The amendment is designed to prevent ISPs blocking or discouraging use of services within the legal internet that compete with their own. It would prevent mis-selling of internet services and strengthen the power of the open internet code. At the core of the problem is consumers’ understanding of the services they should rightly receive within their internet contract. Customers assume that they can use all internet services, when in actual fact there are either specific terms and conditions preventing use of services like VoIP or extra charges are incurred to do so.
At present, internet service providers have no obligation to allow their customers to access the entire legal internet, despite selling internet access to their consumers. Some mobile operators have used this to block, degrade,
impede or surcharge certain services simply because they compete with their own. It is very much in the interests of consumers and the economy that internet users have open access to all the legal parts of the internet, on the basis of fairness for consumers and to facilitate innovation in online services.

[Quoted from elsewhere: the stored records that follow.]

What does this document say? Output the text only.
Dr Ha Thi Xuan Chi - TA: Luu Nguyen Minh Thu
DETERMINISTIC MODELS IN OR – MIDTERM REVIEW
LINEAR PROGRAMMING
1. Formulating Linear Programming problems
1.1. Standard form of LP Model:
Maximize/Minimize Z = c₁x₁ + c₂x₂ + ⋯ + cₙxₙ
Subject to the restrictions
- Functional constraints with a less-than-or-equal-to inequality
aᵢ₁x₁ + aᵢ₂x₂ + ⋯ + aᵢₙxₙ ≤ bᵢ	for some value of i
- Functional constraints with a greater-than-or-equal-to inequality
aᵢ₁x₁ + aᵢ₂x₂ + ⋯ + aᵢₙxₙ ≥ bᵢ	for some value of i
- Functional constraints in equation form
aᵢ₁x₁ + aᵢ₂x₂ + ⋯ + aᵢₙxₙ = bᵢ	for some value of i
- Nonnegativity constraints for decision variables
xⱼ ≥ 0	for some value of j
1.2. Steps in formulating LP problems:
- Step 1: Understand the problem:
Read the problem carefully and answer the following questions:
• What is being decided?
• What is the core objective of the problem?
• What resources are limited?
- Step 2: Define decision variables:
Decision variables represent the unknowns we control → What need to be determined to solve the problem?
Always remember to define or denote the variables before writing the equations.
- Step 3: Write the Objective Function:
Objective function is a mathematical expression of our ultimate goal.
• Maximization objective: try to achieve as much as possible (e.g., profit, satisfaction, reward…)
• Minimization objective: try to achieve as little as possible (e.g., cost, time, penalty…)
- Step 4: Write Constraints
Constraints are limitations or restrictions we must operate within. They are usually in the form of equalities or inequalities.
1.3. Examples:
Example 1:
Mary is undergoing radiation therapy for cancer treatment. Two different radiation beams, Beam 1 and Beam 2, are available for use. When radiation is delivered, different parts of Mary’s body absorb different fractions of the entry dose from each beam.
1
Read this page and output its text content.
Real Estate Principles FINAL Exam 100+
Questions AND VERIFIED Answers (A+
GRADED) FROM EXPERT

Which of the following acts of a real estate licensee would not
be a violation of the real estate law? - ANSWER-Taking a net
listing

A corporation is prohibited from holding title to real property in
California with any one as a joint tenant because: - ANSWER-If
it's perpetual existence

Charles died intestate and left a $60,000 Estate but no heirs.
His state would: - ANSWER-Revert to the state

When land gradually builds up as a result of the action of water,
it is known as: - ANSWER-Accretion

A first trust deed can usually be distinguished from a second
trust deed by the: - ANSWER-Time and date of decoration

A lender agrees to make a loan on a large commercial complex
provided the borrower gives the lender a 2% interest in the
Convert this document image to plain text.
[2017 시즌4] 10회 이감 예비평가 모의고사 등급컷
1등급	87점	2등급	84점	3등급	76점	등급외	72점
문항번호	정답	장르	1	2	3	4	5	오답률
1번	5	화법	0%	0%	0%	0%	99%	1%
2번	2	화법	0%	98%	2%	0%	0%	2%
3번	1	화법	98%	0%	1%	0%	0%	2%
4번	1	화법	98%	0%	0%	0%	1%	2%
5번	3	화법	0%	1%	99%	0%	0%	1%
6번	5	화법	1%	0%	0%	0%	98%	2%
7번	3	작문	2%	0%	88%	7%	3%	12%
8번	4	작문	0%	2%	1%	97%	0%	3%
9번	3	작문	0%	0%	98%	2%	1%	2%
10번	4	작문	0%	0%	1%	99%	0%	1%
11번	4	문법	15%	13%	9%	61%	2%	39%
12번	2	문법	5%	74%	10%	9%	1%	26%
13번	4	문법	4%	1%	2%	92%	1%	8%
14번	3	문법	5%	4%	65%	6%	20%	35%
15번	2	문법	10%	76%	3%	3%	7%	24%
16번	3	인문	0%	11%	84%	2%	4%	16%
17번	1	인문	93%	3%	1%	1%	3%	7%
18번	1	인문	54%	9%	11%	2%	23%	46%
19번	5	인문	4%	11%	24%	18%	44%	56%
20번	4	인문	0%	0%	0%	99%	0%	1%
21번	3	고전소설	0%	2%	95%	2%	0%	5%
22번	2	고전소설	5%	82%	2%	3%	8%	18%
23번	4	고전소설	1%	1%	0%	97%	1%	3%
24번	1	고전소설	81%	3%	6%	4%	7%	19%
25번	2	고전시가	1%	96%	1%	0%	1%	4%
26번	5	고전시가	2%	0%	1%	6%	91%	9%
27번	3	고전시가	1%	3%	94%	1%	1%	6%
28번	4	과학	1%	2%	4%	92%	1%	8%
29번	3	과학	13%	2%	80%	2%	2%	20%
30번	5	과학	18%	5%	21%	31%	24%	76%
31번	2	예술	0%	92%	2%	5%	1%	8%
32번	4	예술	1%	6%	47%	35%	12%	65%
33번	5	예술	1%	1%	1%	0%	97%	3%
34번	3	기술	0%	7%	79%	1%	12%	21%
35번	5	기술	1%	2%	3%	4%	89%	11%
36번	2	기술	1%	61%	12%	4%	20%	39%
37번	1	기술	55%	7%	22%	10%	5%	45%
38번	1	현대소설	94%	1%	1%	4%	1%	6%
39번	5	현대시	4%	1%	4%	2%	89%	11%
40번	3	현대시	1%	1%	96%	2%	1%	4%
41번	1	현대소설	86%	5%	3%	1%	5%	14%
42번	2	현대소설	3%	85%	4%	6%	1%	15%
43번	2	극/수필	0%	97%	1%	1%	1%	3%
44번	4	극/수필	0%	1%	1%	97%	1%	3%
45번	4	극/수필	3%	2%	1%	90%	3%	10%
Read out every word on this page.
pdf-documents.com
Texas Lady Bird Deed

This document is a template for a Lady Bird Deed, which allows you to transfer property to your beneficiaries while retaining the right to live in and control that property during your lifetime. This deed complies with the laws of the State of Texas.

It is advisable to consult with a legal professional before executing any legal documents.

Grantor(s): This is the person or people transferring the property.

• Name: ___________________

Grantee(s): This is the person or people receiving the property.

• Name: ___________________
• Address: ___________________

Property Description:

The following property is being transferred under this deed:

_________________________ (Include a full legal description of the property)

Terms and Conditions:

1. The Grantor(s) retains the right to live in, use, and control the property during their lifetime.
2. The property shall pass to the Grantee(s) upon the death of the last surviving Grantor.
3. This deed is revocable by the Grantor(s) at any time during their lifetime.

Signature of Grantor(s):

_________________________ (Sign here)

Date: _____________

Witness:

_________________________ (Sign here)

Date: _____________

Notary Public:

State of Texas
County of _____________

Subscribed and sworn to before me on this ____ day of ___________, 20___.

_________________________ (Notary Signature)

Although it disapproves of this anti-competitive behaviour, Ofcom has repeatedly stated that it does not have sufficient powers to prevent the blocking or surcharging of internet services. The amendment would resolve this problem by creating consequences for ISPs that claim to offer internet access but then restrict what the internet means through terms and conditions. The amendment dovetails with the industry’s open internet code of practice to ensure that the UK maintains an open internet for both consumers and industry, but the code is effective only if Ofcom is able to intervene if it is breached. Nothing in the amendment restricts the ability of ISPs to block access to illegal material or implement content blocking at the request of the customer.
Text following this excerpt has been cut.